Les modèles qui ont été présentés décrivent des professions enseignante et rééducative qui ne pourraient pas tirer profit des sciences et des techniques. Ainsi, l’approche fonctionnaliste qui souhaite imposer l’idée que toutes les professions doivent découler d’activités scientifiques n’est pas opérante vis-à-vis des rééducateurs. La rééducation ne gagne pas en autorité scientifique mais ne doit pas craindre le regard sur son efficacité. La rééducation est avant tout une pratique clinique et le savoir nécessaire à sa mise en œuvre est dans l’action elle-même (ceci n’interdit pas les théorisations après coup mais des zones peuvent rester non-explicitées ou non analysables). Ainsi, la rééducation ne relève pas de la rationalité technique, ceci peut expliquer en grande partie les réticences dont elle fait l’objet ici où là. La configuration dans laquelle se situent les rééducateurs ne plaide pas en faveur de leur professionnalisation. Ainsi décrits, ils subissent le sort des enseignants dont la professionnalisation est remise en cause.
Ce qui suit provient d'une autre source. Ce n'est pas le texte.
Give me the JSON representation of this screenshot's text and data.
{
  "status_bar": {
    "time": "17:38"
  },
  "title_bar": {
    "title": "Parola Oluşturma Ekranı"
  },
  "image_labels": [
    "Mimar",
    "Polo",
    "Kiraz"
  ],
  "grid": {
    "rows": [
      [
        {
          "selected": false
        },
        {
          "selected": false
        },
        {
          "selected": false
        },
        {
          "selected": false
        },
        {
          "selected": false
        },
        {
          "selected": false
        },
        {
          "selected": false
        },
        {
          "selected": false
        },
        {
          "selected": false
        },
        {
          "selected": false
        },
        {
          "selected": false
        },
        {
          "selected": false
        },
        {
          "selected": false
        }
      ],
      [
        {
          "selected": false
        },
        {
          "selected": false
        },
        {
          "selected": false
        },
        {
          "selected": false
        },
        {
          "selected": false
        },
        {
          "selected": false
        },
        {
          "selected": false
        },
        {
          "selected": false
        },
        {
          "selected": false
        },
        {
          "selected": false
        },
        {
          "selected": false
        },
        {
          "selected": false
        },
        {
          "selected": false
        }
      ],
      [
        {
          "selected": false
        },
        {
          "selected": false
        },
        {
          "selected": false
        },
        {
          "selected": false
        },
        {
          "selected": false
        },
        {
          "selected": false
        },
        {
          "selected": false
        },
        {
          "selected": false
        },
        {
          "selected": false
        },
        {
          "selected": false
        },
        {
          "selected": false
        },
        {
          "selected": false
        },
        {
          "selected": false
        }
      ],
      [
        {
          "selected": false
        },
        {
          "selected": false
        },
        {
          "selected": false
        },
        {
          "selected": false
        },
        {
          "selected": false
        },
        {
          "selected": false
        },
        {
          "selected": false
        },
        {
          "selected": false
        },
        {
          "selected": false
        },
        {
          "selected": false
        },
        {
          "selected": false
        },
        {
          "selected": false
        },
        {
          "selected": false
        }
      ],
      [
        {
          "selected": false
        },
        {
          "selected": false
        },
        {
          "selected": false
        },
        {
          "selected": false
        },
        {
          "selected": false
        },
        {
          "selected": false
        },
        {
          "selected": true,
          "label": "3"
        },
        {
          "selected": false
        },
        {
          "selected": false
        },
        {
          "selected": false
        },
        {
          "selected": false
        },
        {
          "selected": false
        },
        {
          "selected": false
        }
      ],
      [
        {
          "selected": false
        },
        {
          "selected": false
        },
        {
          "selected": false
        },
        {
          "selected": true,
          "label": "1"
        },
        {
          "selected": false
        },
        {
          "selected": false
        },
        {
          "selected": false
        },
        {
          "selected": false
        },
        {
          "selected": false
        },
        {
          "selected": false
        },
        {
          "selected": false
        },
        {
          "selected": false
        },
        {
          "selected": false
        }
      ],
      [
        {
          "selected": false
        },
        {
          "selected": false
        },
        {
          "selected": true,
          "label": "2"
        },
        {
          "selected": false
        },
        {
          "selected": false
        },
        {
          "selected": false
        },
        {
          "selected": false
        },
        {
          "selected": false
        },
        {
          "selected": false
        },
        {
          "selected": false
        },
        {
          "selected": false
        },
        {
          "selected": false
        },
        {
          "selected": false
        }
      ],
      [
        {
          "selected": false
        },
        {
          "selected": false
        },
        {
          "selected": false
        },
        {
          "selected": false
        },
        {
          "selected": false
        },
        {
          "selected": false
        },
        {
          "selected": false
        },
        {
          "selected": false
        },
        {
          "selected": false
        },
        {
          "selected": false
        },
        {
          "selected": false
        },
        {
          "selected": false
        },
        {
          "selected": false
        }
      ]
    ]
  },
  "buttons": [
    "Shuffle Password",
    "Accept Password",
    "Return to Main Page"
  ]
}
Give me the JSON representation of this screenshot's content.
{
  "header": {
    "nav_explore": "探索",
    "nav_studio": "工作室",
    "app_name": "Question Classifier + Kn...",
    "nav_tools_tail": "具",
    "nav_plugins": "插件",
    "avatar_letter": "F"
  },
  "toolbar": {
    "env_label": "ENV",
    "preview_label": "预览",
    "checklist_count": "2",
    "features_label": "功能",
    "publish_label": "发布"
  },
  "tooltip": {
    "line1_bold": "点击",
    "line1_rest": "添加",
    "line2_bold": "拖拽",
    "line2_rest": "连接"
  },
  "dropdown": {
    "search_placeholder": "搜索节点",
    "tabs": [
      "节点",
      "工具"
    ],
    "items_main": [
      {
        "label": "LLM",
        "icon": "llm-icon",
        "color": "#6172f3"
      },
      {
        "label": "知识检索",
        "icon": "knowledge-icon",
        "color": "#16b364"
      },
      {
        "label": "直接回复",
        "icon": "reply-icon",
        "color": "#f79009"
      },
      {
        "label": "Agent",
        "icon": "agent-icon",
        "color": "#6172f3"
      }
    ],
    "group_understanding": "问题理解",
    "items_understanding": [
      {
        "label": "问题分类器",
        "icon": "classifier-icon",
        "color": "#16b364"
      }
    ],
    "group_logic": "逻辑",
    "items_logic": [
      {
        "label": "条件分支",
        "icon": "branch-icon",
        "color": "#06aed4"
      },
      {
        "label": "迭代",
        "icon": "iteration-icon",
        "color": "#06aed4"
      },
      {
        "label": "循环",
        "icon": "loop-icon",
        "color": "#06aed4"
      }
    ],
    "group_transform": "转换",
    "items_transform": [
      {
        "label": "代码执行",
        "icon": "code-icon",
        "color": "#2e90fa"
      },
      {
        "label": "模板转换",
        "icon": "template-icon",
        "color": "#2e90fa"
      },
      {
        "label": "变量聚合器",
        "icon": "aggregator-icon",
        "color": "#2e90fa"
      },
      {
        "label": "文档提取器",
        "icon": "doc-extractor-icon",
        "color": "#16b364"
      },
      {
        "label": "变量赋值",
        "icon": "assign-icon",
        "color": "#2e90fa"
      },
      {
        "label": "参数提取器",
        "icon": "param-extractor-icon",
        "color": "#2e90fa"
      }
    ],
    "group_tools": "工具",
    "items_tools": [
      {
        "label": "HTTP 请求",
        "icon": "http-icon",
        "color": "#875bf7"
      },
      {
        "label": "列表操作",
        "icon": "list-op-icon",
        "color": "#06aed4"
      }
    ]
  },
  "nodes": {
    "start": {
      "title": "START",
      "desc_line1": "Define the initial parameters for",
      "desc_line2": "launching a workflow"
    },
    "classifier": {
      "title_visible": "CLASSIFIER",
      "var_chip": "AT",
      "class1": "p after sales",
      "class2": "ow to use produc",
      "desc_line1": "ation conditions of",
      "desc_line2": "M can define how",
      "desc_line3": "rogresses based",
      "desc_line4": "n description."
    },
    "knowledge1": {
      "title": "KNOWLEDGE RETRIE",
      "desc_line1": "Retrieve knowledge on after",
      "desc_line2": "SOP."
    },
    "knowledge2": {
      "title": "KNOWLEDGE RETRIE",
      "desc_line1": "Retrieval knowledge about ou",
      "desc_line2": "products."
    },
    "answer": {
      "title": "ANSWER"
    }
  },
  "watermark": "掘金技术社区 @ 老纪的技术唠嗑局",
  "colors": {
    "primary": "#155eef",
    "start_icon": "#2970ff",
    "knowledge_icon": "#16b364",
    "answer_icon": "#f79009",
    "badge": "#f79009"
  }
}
Le socle pour toute reconnaissance d’une profession est constitué par les savoirs professionnels. Ces derniers doivent être constitués d’une manière scientifique en utilisant des méthodes quantitatives et expérimentales. La conception scientiste de l’enseignement offre cependant un intérêt :

‘« Il est vrai que cette conception reste prépondérante lorsqu’il s’agit de prendre des décisions, car elle est la seule à donner une vision d’ensemble basée sur une méthode scientifique à laquelle les décideurs font spontanément plus confiance. » 543

Ces savoirs sont d’autant plus reconnus qu’ils sont diffusés par l’université comme lieu de production du savoir. Tel n’est pas le cas pour les rééducateurs puisque leur formation est acquise pendant un temps bref en I.U.F.M. : ces établissements se trouvent dans une position ambiguë vis-à-vis des universités (universitaires de part leur appellation mais instituts par vocation ‑ ils conjuguent des termes antinomiques mais constituent une tentative de rapprochement des lieux d’acquisition des savoirs et d’exercice de ces derniers comme les centres hospitalo-universitaires). Les I.U.F.M. sont des établissements d’enseignement supérieur à caractère administratif. Leur autonomie n’est pas celle des universités ; ils dépendent directement du ministère de l’enseignement supérieur : la tutelle est directe. Il nous faut donc nous interroger quant à la définition d’une profession car, malgré les tentatives que nous avons engagé pour rapprocher le rééducateur du modèle du professionnel et des métaphores associées à l’enseignant, nous constatons qu’une distance persiste.

Nous nous proposons d’apporter les précisions qui nous permettrons de désigner le type de professionnel qu’est le rééducateur.

Notes
540.

Cf. Annexe 9

541.

Cf. BRICHAUX (Jean), op. cit., pp 95-99.

542.

Ibid., p 103.

543.

BOURDONCLE (Raymond), op. cit., (1993), p 106.